Abdullah Abdullah, the country’s chief executive officer, condemned the attack in a posting on Twitter, saying: “This attack is an act of terror and intimidation.”
Taliban spokesman Zabihullah Mujahid claimed responsibility for the attack in a statement to media.
In Nepal, Bharat Raj Paudyal, spokesman for Nepal’s Ministry of Foreign Affairs, said the government is aware of Monday’s incident in Kabul and is trying to verify the names of the victims and details about the bombing.
Nepal does not have an embassy in Afghanistan but the embassy in Islamabad, Pakistan, is working to get the details, he said.
The attack was the latest by the Taliban, who have stepped up assaults, including in the Afghan capital, as part of their summer offensive.
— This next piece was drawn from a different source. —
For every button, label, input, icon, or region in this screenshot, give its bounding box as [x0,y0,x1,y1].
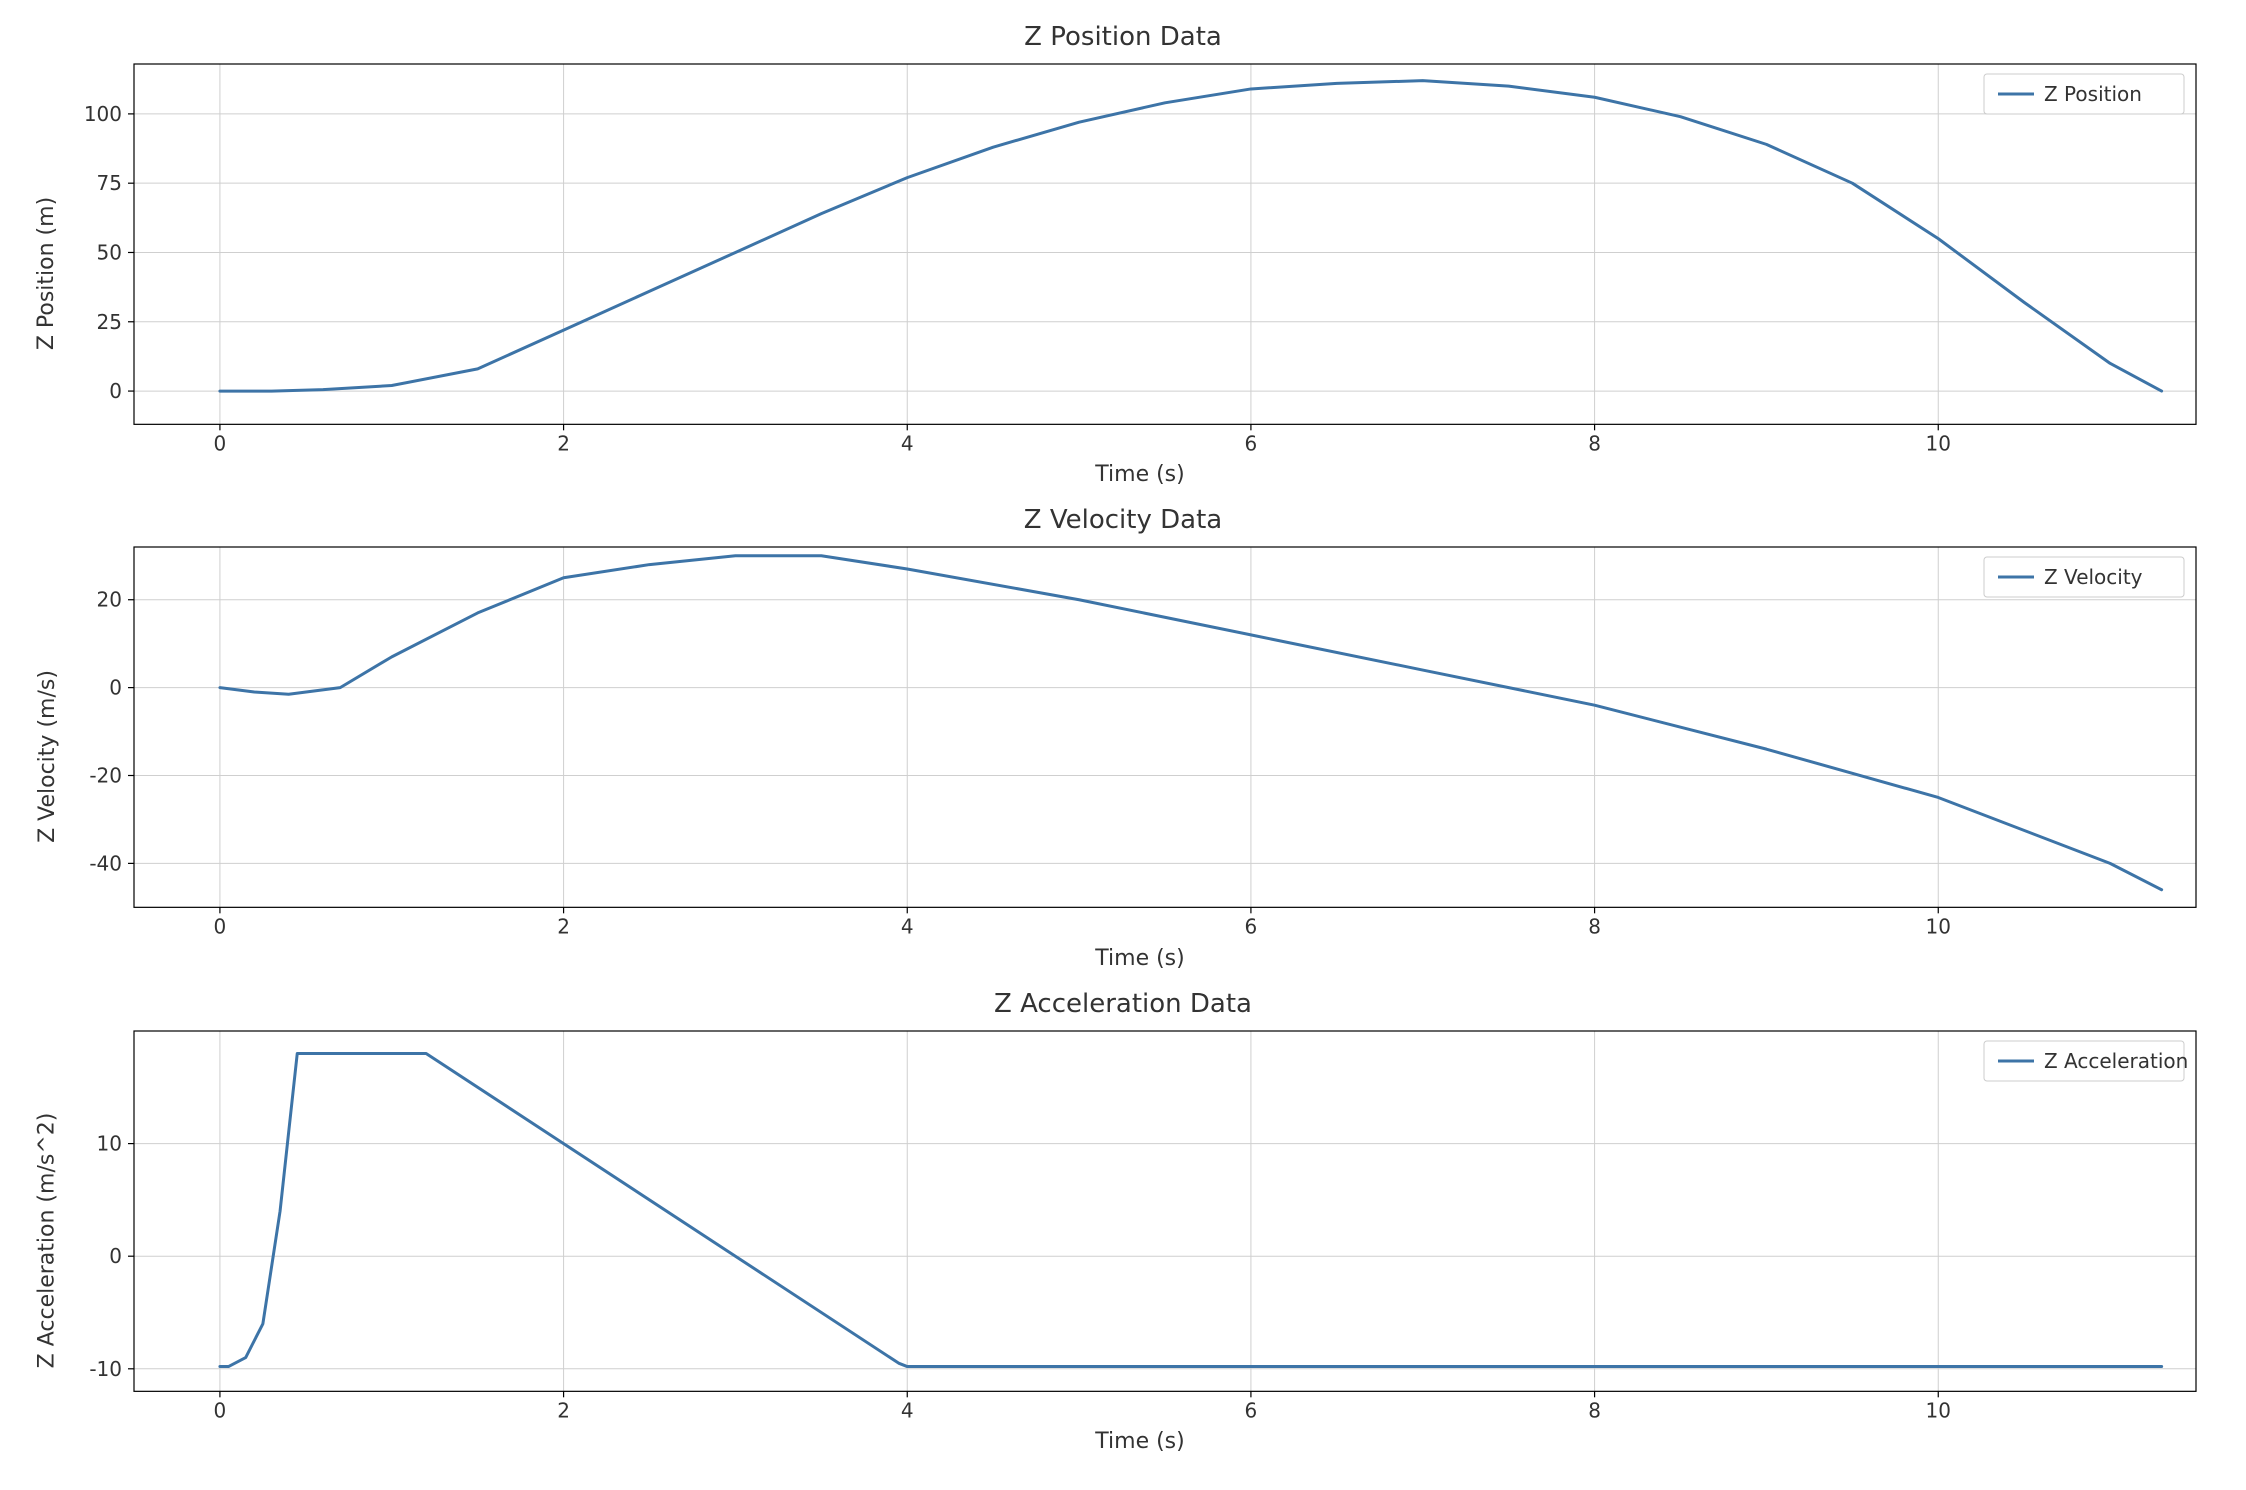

The insurgent attacks frequently target government employees and Afghan security forces across the country.
It underlined how serious the security threat facing Afghanistan remains since the death of former Taliban leader Mullah Akhtar Mansour in a U.S. drone strike last month.
The blast follows a deadly suicide attack on a bus carrying justice ministry staff near Kabul last month and a separate attack on a court in the central city of Ghazni on June 1.
The Taliban claimed both those attacks in revenge for the execution of six Taliban prisoners.